Non perché gli manchino elementi di fascino: a chi non piacerebbe essere moderni, carini, sexy, glamour, con un’economia
frizzante e un governo di ragazzini ben pettinati? Piuttosto perde
credibilità perché fornisce immagini troppo distanti dalla realtà che si
vive ogni giorno. In certi casi, insomma, anche se è inglese e fa fico,
costruire un elaborato racconto – una narrazione – troppo lontano da
quel che accade può trasformarsi in autogol.Un caso di scuola è l’uso del concetto di “futuro” per la nuova classe dirigente renzista. Lasciamo da parte gli slogan facili e leopoldeschi e prendiamo invece il succo: faremo, saremo – o meglio torneremo ad essere – svilupperemo, cresceremo, attireremo capitali stranieri, eccetera eccetera.
Lo storytelling è positivo e ottimista e si lascia intendere che domani andrà tutto molto meglio. Intanto, non domani ma oggi, uno non riesce ad avere un appalto perché non conosce nazisti dell’Illinois, o di Roma, oppure viene licenziato, oppure viene demansionato, oppure ascolta la solfa dell’abbassamento delle tasse più poderoso dai tempi di Ramsete II e si trova a pagarne di più.

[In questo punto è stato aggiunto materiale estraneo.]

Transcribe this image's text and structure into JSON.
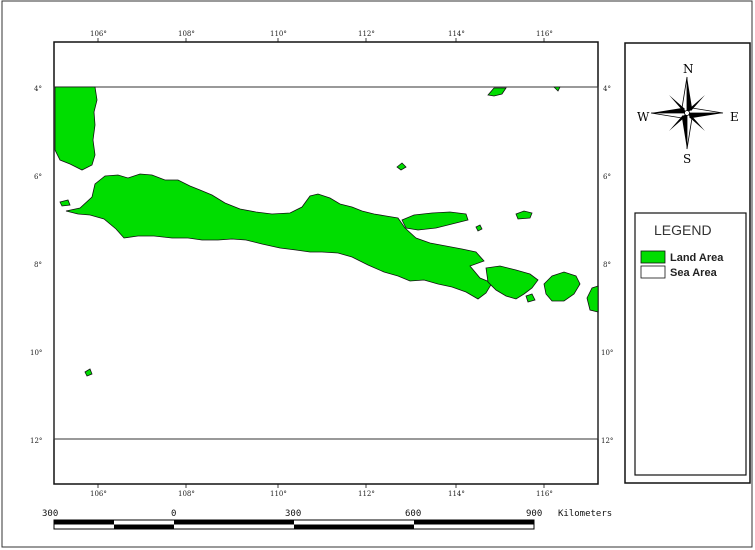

Ecco, allarme: lo storytelling renziano è molto distante dalla realtà. Futuro è un concetto luminoso ma distante, mentre qui e ora di luminoso c’è pochino.
E siccome sanno tutti che per avere un buon futuro si parte da oggi e non da domani, la storia scricchiola, stona, suona falsa, e può diventare irritante. Si richiede un veloce ridisegno dello storytelling, una cosa che in italiano potrebbe suonare così: «Su, ragazzi, raccontatecene un’altra, che questa non ha funzionato».
(Alessandro Robecchi, “Racconto un sacco di balle, ma se lo chiamo storytelling…”, da “Micromega” del 10 dicembre 2014).